I always believed the "calorie is a calorie" mantra - but for me that's not true. Not only do I lose more weight on 1800 calories of low-carb than on 1800 calories of high-carb, but low-carb control my hunger much better.
With high-carb foods, the more I eat, the hungrier I get. Which also blew out of the water, another weight loss myth I had believed - that if you don't indulge cravings, you'll only overeat later (which was true when I believed it - because I acted it out. Convinced that I would binge as a result of unfulfilled cravings became a self-fufilling prophecy because I believed it).
Not everyone is "carb sensitive" so you'll have to experiment to find out what works psychologically and physically, but the first step really is believing that you have the strength and wisdom to do it (even, especially if you make mistakes).
The biggest "difference" this time, is refusing to judge myself as irredeemable after a mistake. We're taught to do that too. A mistake isn't a failure, unless we give up.
If we treated mountain climbing as we do weight loss, no one would survive it, because at the first stumble we'd throw ourselves off the cliff to "start fresh."
For me, I also had to look at progress differently too. I had to stop seeing no-losses and small-losses on the scale as failure. Because when I did - whether I weighed weekly or daily, I still experienced failure a lot more than success.
And when you experience more failure than success, the logical course of action (the smart course of action) is to eventually give up. If you went to work every day, put in a full day's work, and never got paid - you'ld eventually quit. So with weight loss, you have to give yourself regular pay days.
For me, that meant defining weight maintenance as success (in fact, my primary goal). When I started, I didn't focus on needing to lose 250 lbs. I decided to work at maintaining my weight and "maybe losing just one more pound."
That way, almost every day was success. And success makes you so excited you want to put in more effort to have even more success.
I also had to stop seeing it as an all-or-nothing endeavor (which we're also taught to do with weight loss. If we can't lose every ounce we want to, we think the whole deal is pointless. Which is pure insanity, because amazing health benefits come with losing only 10% of your body weight - and yet we don't see that as success. We think "if we can't be thin, we should at least get to eat what we want).

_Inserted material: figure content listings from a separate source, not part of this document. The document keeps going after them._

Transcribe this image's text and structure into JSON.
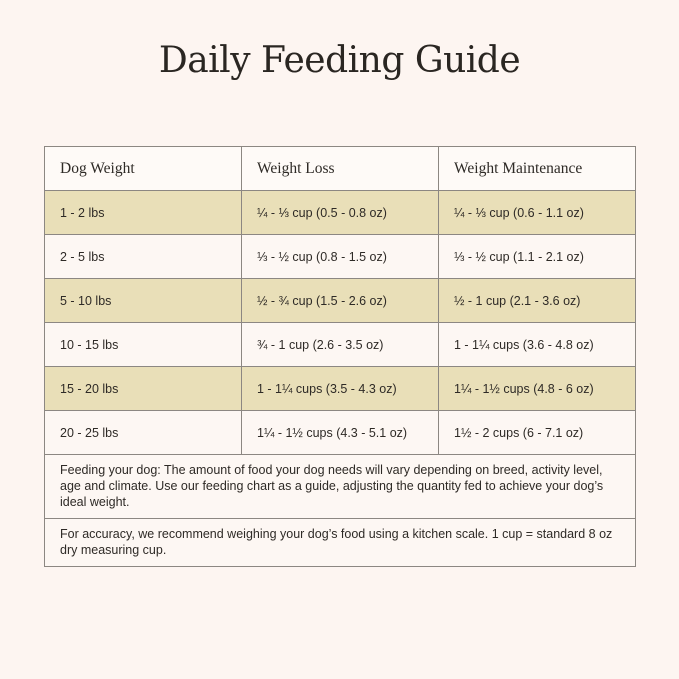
{
  "title": "Daily Feeding Guide",
  "headers": [
    "Dog Weight",
    "Weight Loss",
    "Weight Maintenance"
  ],
  "rows": [
    [
      "1 - 2 lbs",
      "¼ - ⅓ cup (0.5 - 0.8 oz)",
      "¼ - ⅓ cup (0.6 - 1.1 oz)"
    ],
    [
      "2 - 5 lbs",
      "⅓ - ½ cup (0.8 - 1.5 oz)",
      "⅓ - ½ cup (1.1 - 2.1 oz)"
    ],
    [
      "5 - 10 lbs",
      "½ - ¾ cup (1.5 - 2.6 oz)",
      "½ - 1 cup (2.1 - 3.6 oz)"
    ],
    [
      "10 - 15 lbs",
      "¾ - 1 cup (2.6 - 3.5 oz)",
      "1 - 1¼ cups (3.6 - 4.8 oz)"
    ],
    [
      "15 - 20 lbs",
      "1 - 1¼ cups (3.5 - 4.3 oz)",
      "1¼ - 1½ cups (4.8 - 6 oz)"
    ],
    [
      "20 - 25 lbs",
      "1¼ - 1½ cups (4.3 - 5.1 oz)",
      "1½ - 2 cups (6 - 7.1 oz)"
    ]
  ],
  "notes": [
    "Feeding your dog: The amount of food your dog needs will vary depending on breed, activity level, age and climate. Use our feeding chart as a guide, adjusting the quantity fed to achieve your dog’s ideal weight.",
    "For accuracy, we recommend weighing your dog’s food using a kitchen scale. 1 cup = standard 8 oz dry measuring cup."
  ],
  "colors": {
    "background": "#fdf5f1",
    "highlight_row": "#e9dfb8",
    "border": "#8c8782"
  }
}
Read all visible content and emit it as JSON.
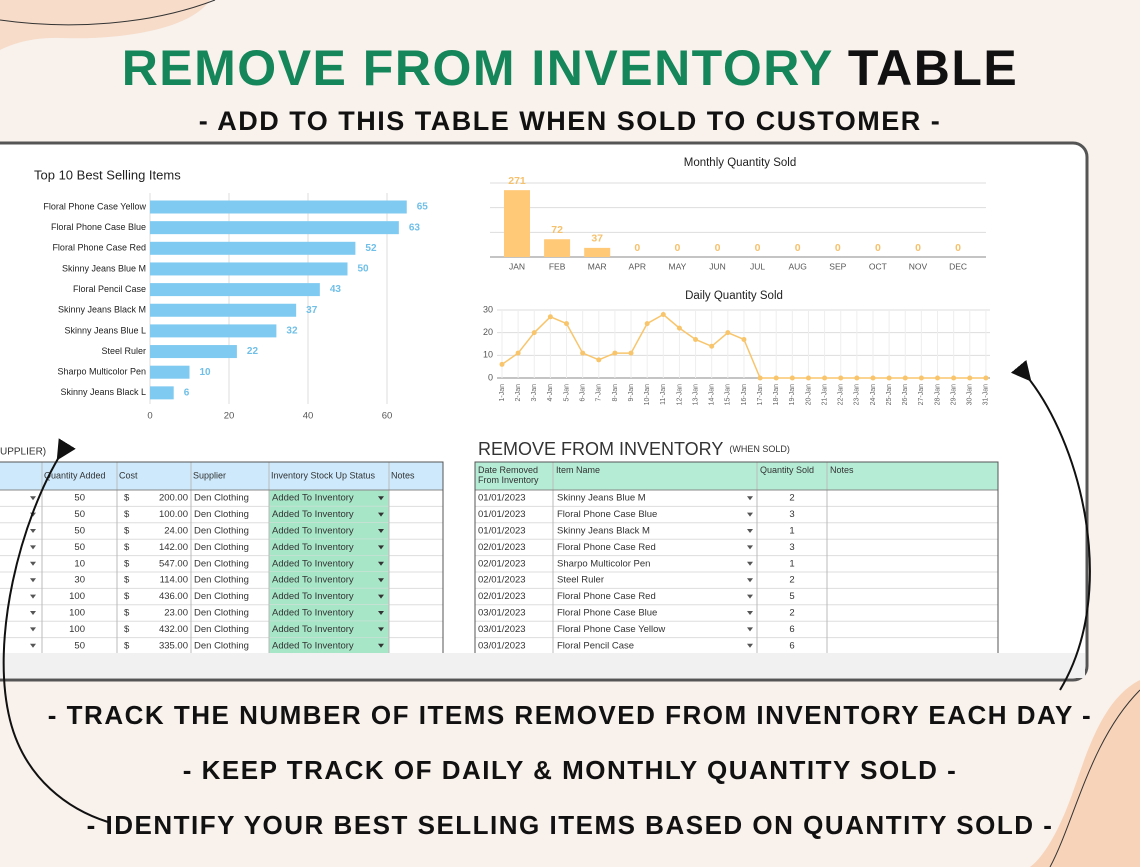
{
  "header": {
    "title_green": "REMOVE FROM INVENTORY",
    "title_dark": "TABLE",
    "subtitle": "- ADD TO THIS TABLE WHEN SOLD TO CUSTOMER -"
  },
  "chart_data": [
    {
      "type": "bar",
      "orientation": "horizontal",
      "title": "Top 10 Best Selling Items",
      "categories": [
        "Floral Phone Case Yellow",
        "Floral Phone Case Blue",
        "Floral Phone Case Red",
        "Skinny Jeans Blue M",
        "Floral Pencil Case",
        "Skinny Jeans Black M",
        "Skinny Jeans Blue L",
        "Steel Ruler",
        "Sharpo Multicolor Pen",
        "Skinny Jeans Black L"
      ],
      "values": [
        65,
        63,
        52,
        50,
        43,
        37,
        32,
        22,
        10,
        6
      ],
      "color": "#7fcaf0",
      "xlim": [
        0,
        70
      ],
      "xticks": [
        0,
        20,
        40,
        60
      ],
      "grid": true
    },
    {
      "type": "bar",
      "orientation": "vertical",
      "title": "Monthly Quantity Sold",
      "categories": [
        "JAN",
        "FEB",
        "MAR",
        "APR",
        "MAY",
        "JUN",
        "JUL",
        "AUG",
        "SEP",
        "OCT",
        "NOV",
        "DEC"
      ],
      "values": [
        271,
        72,
        37,
        0,
        0,
        0,
        0,
        0,
        0,
        0,
        0,
        0
      ],
      "color": "#ffc978",
      "ylim": [
        0,
        300
      ],
      "grid": true
    },
    {
      "type": "line",
      "title": "Daily Quantity Sold",
      "categories": [
        "1-Jan",
        "2-Jan",
        "3-Jan",
        "4-Jan",
        "5-Jan",
        "6-Jan",
        "7-Jan",
        "8-Jan",
        "9-Jan",
        "10-Jan",
        "11-Jan",
        "12-Jan",
        "13-Jan",
        "14-Jan",
        "15-Jan",
        "16-Jan",
        "17-Jan",
        "18-Jan",
        "19-Jan",
        "20-Jan",
        "21-Jan",
        "22-Jan",
        "23-Jan",
        "24-Jan",
        "25-Jan",
        "26-Jan",
        "27-Jan",
        "28-Jan",
        "29-Jan",
        "30-Jan",
        "31-Jan"
      ],
      "values": [
        6,
        11,
        20,
        27,
        24,
        11,
        8,
        11,
        11,
        24,
        28,
        22,
        17,
        14,
        20,
        17,
        0,
        0,
        0,
        0,
        0,
        0,
        0,
        0,
        0,
        0,
        0,
        0,
        0,
        0,
        0
      ],
      "color": "#f8c56c",
      "ylim": [
        0,
        30
      ],
      "yticks": [
        0,
        10,
        20,
        30
      ],
      "grid": true
    }
  ],
  "left_table": {
    "caption": "UPPLIER)",
    "headers": [
      "Quantity Added",
      "Cost",
      "Supplier",
      "Inventory Stock Up Status",
      "Notes"
    ],
    "rows": [
      [
        "50",
        "$",
        "200.00",
        "Den Clothing",
        "Added To Inventory"
      ],
      [
        "50",
        "$",
        "100.00",
        "Den Clothing",
        "Added To Inventory"
      ],
      [
        "50",
        "$",
        "24.00",
        "Den Clothing",
        "Added To Inventory"
      ],
      [
        "50",
        "$",
        "142.00",
        "Den Clothing",
        "Added To Inventory"
      ],
      [
        "10",
        "$",
        "547.00",
        "Den Clothing",
        "Added To Inventory"
      ],
      [
        "30",
        "$",
        "114.00",
        "Den Clothing",
        "Added To Inventory"
      ],
      [
        "100",
        "$",
        "436.00",
        "Den Clothing",
        "Added To Inventory"
      ],
      [
        "100",
        "$",
        "23.00",
        "Den Clothing",
        "Added To Inventory"
      ],
      [
        "100",
        "$",
        "432.00",
        "Den Clothing",
        "Added To Inventory"
      ],
      [
        "50",
        "$",
        "335.00",
        "Den Clothing",
        "Added To Inventory"
      ]
    ]
  },
  "right_table": {
    "title": "REMOVE FROM INVENTORY",
    "title_note": "(WHEN SOLD)",
    "headers": [
      "Date Removed From Inventory",
      "Item Name",
      "Quantity Sold",
      "Notes"
    ],
    "rows": [
      [
        "01/01/2023",
        "Skinny Jeans Blue M",
        "2"
      ],
      [
        "01/01/2023",
        "Floral Phone Case Blue",
        "3"
      ],
      [
        "01/01/2023",
        "Skinny Jeans Black M",
        "1"
      ],
      [
        "02/01/2023",
        "Floral Phone Case Red",
        "3"
      ],
      [
        "02/01/2023",
        "Sharpo Multicolor Pen",
        "1"
      ],
      [
        "02/01/2023",
        "Steel Ruler",
        "2"
      ],
      [
        "02/01/2023",
        "Floral Phone Case Red",
        "5"
      ],
      [
        "03/01/2023",
        "Floral Phone Case Blue",
        "2"
      ],
      [
        "03/01/2023",
        "Floral Phone Case Yellow",
        "6"
      ],
      [
        "03/01/2023",
        "Floral Pencil Case",
        "6"
      ]
    ]
  },
  "footer": [
    "- TRACK THE NUMBER OF ITEMS REMOVED FROM INVENTORY EACH DAY -",
    "- KEEP TRACK OF DAILY & MONTHLY QUANTITY SOLD -",
    "- IDENTIFY YOUR BEST SELLING ITEMS BASED ON QUANTITY SOLD -"
  ]
}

I know I've kind of rambled, but if there's one thing to take away from all my ramblings is that failure is not inevitable. I've been trying to lose weight since I was 5 years old, and until 7 years ago, all I had to show for it was steady weight gain. In a real sense, I "dieted my way" to nearly 400 lbs.
So for 31 of the past 38 years, my efforts didn't yield the results I wanted.
There was no "magic" in the last 7 years, except redefining success. It's taken me 7 years to lose 98 lbs, but before this attempt, I never had more than 3 years at a stable or declining weight. I was always either rapidly losing, rapidly gaining, or maintaining my highest-ever weight.
This time I'm not afraid of relapse, because I haven't made a single change that I didn't decide I was willing to make even if no weight loss at all resulted (I picked changes that would be "healthier" even if they didn't result in weight loss).
Since every change is "forever, even if I don't lose weight" I haven't had the desire to turn back (especially when I've seen so many health improvements - even if I don't lose another ounce, I'm not backsliding into old habits - because I don't want my "old health" back.
You can do this, even if you make lots and lots of mistakes along the way. By my old definition of failure, I've failed off every one of my 98 lbs - because I've lost it slower than I was losing when I quit every one of my previous weight loss attempts. I always quit when losing slowed to less than 2 lbs a week - and my average this time was less than 1 lb a month when I started, and even now is only about 3 lbs a month.
Failure isn't losing slowly. Failure is giving up, and regaining.